Cracks have emerged within the ranks of the main opposition All People’s Congress (APC) over its decision to avoid the legal route in efforts to challenge the outcome of last weekend’s general elections.
The APC in a statement made public on Saturday announced its decision to boycott the governance process until the elections are re-run, among several other controversial demands.
But a prominent member of the opposition party, Joseph Fitzgerald Kamara, is arguing particularly against boycotting the legal route.
A renowned legal practitioner, Fitzgerald Kamara said that such a move will amount to the party implicitly accepting the results, which it intends to challenge.
“As lawyers we owe an ethical duty to represent the best interests of the Client. Elections are challenged by petitioning the results before the Courts. Any decision by the APC to abandon legal redress is regrettable,” Kamara, popularly known as JFK, who once contested for the presidential ticket of the party, wrote in a tweet.
“Implicitly, the APC have acquiesced and accepted the outcome,” he added.
The APC in its statement accused the Electoral Commission of Sierra Leone (ECSL) of colluding with the incumbent Sierra Leone People’s Party of President Julius Maada Bio to rig the June 24 general elections.
Bio was declared winner with 56. 17 percent of the vote cast, ahead of APC’s Samural Kamara with 41.16 percent.
Western elections observers have criticized the electoral commission for failing to ensure transparency in the counting process.
According to the APC, the decision to take this boycott route followed wide consultation within the party’s general membership.
And some of the people who support the party’s move argue that the justice system can’t be trusted because it is under the control of the incumbent. But Fitzgerald Kamara, who himself presided over the sector as Attorney-General and Minister of Justice under the Ernest Bai Koroma-led APC administration from 2016 to 2018, said institutional failure has been a perennial problem that only needed fixing.
“Such institutional failure has been perennial for decades, but its importance still relevant. Time to fix it,” he wrote.
It appears that Fitzgerald Kamara isn’t the only APC member who thinks boycott is the wrong way to go.
Alfred Peter Conteh, former Chairman of the Interim Transitional Governance Committee of the party, has been vocal about the actions of its current leadership.

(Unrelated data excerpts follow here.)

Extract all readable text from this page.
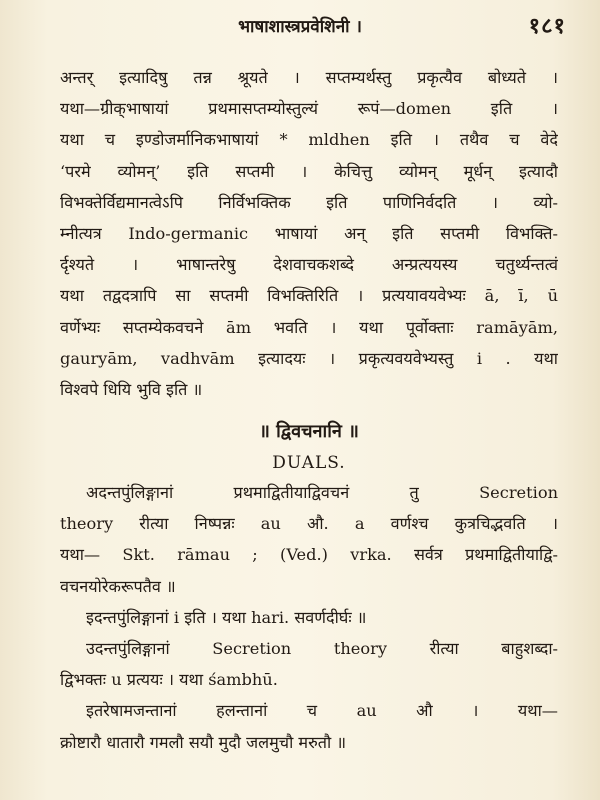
भाषाशास्त्रप्रवेशिनी ।	१८१
अन्तर् इत्यादिषु तन्न श्रूयते । सप्तम्यर्थस्तु प्रकृत्यैव बोध्यते ।
यथा—ग्रीक्‌भाषायां प्रथमासप्तम्योस्तुल्यं रूपं—domen इति ।
यथा च इण्डोजर्मानिकभाषायां * mldhen इति । तथैव च वेदे
‘परमे व्योमन्’ इति सप्तमी । केचित्तु व्योमन् मूर्धन् इत्यादौ
विभक्तेर्विद्यमानत्वेऽपि निर्विभक्तिक इति पाणिनिर्वदति । व्यो-
म्नीत्यत्र Indo-germanic भाषायां अन् इति सप्तमी विभक्ति-
र्दृश्यते । भाषान्तरेषु देशवाचकशब्दे अन्प्रत्ययस्य चतुर्थ्यन्तत्वं
यथा तद्वदत्रापि सा सप्तमी विभक्तिरिति । प्रत्ययावयवेभ्यः ā, ī, ū
वर्णेभ्यः सप्तम्येकवचने ām भवति । यथा पूर्वोक्ताः ramāyām,
gauryām, vadhvām इत्यादयः । प्रकृत्यवयवेभ्यस्तु i . यथा
विश्वपे धियि भुवि इति ॥
॥ द्विवचनानि ॥
DUALS.
अदन्तपुंलिङ्गानां प्रथमाद्वितीयाद्विवचनं तु Secretion
theory रीत्या निष्पन्नः au औ. a वर्णश्च कुत्रचिद्भवति ।
यथा— Skt. rāmau ; (Ved.) vrka. सर्वत्र प्रथमाद्वितीयाद्वि-
वचनयोरेकरूपतैव ॥
इदन्तपुंलिङ्गानां i इति । यथा hari. सवर्णदीर्घः ॥
उदन्तपुंलिङ्गानां Secretion theory रीत्या बाहुशब्दा-
द्विभक्तः u प्रत्ययः । यथा śambhū.
इतरेषामजन्तानां हलन्तानां च au औ । यथा—
क्रोष्टारौ धातारौ गमलौ सयौ मुदौ जलमुचौ मरुतौ ॥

He said that boycotting the governance of the country as a way of challenging the outcome of the elections will destroy the party’s political existence.
“We will not allow unpatriotic members of the APC to destroy our party’s political existence,” he said in a tweet.
On Saturday evening the electoral Commission announced results for parliamentary elections as well as the chairmen and mayors’ contest.
The results show that the incumbent SLPP has made significant gains in parliament, winning a massive majority of 81 seats, against APC’s 54 seats.
Only the two leading parties will make up the House of Representatives in the next parliament, according to the data released by ECSL, thanks to the proportional representation system which saw heavy weights like Dr Kandeh Yumkella and all independent candidates losing their seats.
But the APC keeps the crucial mayoral seat of Freetown, which was tightly contested between incumbent Mayor Yvonne Aki-Sawyer and Mohamed Gento Kamara of the SLPP.